Rather than immediately imposing restrictions on data collection, we believe organizations should engage in comprehensive risk-benefit analyses of both the potential risks and potential rewards of putting data to a particular use. FPF has previously published a methodology for this sort of serious assessment in our paper Benefit-Risk-Analysis for Big Data. By identifying and quantifying both the risks and benefits of handling data in a particular manner, companies can more rationally determine when a certain use is appropriate or when to scale back data collection. “Trust us” is not a sufficient rationale for careless handling of consumer data by companies, and comprehensive risk-benefit analysis prevents thoughtless decision-making. By engaging in case-by-case balancing, we can allow for novel data uses and big data breakthroughs only when and where the benefits to individuals and society outweigh their risks.
In addition to examining the need for common sense applications of the FIPPs, the paper presents a variety of industry solutions necessary to support such a framework. We wholeheartedly support the Commissioner’s call for security-by-design, recommending that “organizations be prepared to defend consumers’ personal data against both internal threats, such as curious employees, and external threats, such as hackers or scammers,” as well as her recommendation that organizations engage in practical de-identification practices.
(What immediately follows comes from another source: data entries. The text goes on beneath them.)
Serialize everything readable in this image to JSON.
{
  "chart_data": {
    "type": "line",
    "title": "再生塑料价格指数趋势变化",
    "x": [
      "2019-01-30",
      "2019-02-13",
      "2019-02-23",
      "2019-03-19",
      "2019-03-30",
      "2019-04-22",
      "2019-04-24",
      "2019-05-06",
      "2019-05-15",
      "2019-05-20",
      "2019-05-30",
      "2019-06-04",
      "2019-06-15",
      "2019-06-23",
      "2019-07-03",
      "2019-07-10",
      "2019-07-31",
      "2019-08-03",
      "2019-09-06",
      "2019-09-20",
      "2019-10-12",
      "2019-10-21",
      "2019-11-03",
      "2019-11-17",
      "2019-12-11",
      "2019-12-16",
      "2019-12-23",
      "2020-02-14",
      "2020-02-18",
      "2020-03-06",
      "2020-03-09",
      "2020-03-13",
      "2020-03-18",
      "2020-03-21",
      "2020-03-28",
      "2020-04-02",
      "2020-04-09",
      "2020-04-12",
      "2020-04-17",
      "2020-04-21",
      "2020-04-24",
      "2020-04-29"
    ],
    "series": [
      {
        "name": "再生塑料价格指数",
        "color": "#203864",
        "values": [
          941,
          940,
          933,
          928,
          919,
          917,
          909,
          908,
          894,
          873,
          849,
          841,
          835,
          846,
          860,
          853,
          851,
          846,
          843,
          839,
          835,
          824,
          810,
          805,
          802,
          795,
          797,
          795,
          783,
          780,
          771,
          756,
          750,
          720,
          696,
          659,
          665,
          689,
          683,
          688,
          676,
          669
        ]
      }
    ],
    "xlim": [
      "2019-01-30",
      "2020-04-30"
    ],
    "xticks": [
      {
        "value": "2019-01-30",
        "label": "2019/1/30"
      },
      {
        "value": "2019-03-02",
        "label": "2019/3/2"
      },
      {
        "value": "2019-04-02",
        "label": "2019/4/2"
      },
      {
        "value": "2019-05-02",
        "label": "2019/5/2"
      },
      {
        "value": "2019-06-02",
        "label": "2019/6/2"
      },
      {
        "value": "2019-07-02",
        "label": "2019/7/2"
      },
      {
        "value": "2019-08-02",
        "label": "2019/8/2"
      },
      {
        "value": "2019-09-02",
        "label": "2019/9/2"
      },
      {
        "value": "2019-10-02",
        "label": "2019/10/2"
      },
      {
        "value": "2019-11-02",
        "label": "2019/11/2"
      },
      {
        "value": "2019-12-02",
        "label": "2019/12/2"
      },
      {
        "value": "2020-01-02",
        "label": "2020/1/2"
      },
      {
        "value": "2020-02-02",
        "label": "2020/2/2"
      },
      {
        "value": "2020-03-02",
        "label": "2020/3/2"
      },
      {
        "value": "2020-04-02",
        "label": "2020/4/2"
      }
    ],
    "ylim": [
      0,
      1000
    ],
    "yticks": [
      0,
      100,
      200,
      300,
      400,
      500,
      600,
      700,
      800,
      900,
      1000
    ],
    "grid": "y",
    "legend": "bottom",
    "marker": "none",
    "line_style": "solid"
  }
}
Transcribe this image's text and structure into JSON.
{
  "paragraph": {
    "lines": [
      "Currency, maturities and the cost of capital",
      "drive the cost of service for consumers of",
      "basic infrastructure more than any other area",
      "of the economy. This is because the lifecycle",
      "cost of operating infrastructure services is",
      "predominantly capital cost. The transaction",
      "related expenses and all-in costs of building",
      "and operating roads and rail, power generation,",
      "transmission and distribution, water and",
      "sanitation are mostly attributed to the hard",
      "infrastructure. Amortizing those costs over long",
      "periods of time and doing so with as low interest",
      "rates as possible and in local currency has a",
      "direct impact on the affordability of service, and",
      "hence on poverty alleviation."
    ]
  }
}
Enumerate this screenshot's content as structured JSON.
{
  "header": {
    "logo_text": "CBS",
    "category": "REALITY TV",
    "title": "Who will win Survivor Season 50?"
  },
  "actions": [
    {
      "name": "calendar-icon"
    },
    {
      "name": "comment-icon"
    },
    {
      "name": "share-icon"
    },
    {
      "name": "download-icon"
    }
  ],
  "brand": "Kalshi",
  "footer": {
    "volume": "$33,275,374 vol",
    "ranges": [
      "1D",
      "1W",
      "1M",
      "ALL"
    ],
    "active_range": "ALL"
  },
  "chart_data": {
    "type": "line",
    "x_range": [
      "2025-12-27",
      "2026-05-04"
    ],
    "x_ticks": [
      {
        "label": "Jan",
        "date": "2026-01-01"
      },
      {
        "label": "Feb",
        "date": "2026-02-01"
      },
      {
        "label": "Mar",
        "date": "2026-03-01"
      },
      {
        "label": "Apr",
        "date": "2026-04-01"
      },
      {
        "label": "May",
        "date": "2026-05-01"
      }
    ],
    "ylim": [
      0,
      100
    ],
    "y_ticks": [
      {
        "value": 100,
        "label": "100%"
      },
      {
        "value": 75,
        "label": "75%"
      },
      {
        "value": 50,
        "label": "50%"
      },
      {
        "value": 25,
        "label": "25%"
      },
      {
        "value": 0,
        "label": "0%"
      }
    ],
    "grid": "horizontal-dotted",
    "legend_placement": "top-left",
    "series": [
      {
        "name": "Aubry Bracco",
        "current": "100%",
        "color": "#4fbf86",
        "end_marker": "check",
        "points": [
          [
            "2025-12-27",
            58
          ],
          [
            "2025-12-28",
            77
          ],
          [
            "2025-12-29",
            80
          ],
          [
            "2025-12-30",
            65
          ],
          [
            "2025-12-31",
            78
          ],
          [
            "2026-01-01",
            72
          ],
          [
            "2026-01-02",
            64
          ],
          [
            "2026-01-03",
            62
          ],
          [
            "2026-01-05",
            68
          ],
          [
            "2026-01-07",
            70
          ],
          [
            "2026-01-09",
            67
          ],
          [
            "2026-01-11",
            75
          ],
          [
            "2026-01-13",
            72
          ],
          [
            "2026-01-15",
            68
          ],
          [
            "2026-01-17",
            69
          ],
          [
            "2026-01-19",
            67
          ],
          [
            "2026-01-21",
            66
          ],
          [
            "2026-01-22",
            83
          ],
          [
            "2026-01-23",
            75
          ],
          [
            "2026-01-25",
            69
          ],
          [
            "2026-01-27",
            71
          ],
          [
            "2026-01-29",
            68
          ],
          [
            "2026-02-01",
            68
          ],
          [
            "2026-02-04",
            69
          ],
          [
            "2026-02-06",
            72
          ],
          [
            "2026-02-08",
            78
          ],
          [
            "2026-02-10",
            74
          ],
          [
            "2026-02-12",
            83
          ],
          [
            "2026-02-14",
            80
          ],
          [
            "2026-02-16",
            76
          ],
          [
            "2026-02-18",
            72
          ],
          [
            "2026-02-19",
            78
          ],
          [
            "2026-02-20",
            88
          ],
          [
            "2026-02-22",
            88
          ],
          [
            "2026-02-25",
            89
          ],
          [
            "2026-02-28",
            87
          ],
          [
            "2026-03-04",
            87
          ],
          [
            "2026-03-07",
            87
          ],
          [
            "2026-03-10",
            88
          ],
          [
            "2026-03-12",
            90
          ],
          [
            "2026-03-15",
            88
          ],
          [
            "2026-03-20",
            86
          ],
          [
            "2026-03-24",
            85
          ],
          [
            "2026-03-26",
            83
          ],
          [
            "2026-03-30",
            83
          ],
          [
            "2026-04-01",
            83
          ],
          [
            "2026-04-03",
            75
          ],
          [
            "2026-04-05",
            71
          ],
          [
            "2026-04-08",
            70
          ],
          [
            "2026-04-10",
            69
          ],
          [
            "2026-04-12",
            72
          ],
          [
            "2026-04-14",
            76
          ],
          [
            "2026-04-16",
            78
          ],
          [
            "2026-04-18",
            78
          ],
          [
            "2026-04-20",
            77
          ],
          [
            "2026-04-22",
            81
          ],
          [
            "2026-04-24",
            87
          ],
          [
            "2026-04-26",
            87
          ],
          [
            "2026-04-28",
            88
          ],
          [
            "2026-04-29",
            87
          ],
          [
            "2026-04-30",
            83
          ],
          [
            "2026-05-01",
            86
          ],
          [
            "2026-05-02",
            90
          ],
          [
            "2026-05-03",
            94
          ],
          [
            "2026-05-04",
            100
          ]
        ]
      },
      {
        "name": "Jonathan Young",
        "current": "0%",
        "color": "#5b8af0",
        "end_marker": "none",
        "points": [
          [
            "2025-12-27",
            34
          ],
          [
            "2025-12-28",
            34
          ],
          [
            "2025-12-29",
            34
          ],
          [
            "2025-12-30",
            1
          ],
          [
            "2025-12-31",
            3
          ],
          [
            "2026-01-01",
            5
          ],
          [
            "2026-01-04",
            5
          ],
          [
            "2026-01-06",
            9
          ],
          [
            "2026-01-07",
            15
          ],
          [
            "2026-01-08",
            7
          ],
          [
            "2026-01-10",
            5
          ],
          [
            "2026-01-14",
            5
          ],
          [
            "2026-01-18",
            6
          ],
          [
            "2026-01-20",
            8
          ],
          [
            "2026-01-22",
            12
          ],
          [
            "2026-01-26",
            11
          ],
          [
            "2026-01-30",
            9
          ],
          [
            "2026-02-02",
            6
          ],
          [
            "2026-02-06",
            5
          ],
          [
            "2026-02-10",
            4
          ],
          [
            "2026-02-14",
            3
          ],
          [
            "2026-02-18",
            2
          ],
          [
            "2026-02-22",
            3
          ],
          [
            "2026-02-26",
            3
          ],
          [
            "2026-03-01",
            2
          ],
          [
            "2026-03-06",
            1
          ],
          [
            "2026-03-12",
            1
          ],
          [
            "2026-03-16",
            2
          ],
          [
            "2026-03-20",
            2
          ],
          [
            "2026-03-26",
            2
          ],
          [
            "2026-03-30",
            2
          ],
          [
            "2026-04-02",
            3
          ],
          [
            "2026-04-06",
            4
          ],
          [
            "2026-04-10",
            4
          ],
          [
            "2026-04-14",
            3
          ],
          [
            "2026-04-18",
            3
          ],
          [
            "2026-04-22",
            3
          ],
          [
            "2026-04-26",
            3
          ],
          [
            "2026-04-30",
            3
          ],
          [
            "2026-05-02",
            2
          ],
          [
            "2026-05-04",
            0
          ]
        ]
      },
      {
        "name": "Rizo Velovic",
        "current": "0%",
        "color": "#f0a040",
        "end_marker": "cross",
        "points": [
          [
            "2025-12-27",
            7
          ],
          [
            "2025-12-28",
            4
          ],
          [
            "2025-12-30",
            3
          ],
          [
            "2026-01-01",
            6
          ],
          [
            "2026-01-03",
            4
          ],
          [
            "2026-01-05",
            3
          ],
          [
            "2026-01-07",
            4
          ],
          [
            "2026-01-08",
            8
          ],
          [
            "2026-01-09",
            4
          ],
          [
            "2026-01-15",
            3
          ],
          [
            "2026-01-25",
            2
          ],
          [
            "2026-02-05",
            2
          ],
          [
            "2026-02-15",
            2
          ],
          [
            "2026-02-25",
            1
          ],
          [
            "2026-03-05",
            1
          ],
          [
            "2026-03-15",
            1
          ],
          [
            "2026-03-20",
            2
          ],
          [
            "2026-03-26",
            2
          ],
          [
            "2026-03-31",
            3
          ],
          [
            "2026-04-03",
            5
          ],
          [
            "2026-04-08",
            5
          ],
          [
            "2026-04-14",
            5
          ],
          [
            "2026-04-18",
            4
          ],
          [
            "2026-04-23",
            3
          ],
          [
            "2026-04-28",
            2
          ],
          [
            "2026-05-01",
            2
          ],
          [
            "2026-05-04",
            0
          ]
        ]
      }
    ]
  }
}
We also suggest companies respect the context of data collection, be transparent about how they use consumers’ personal information, provide reasonable individual access to data, and help develop binding codes of conduct for wearables.
2015 may be the year that wearables go mainstream, both for consumers and for privacy professionals and policymakers. While companies continue to develop new ways to connect our digital and physical worlds, there are many more discussions to be had about how these devices will fit into our lives. The wearables industry needs time to mature, and users need time to learn what they want and expect their wearables to do for them and with their personal information. Already, companies and platforms, such as Apple HealthKit and Google Fit, are developing baseline rules to protect consumers’ privacy. Moving forward, we urge policymakers to adopt a forward-thinking, common sense application of the FIPPs in the wearables space.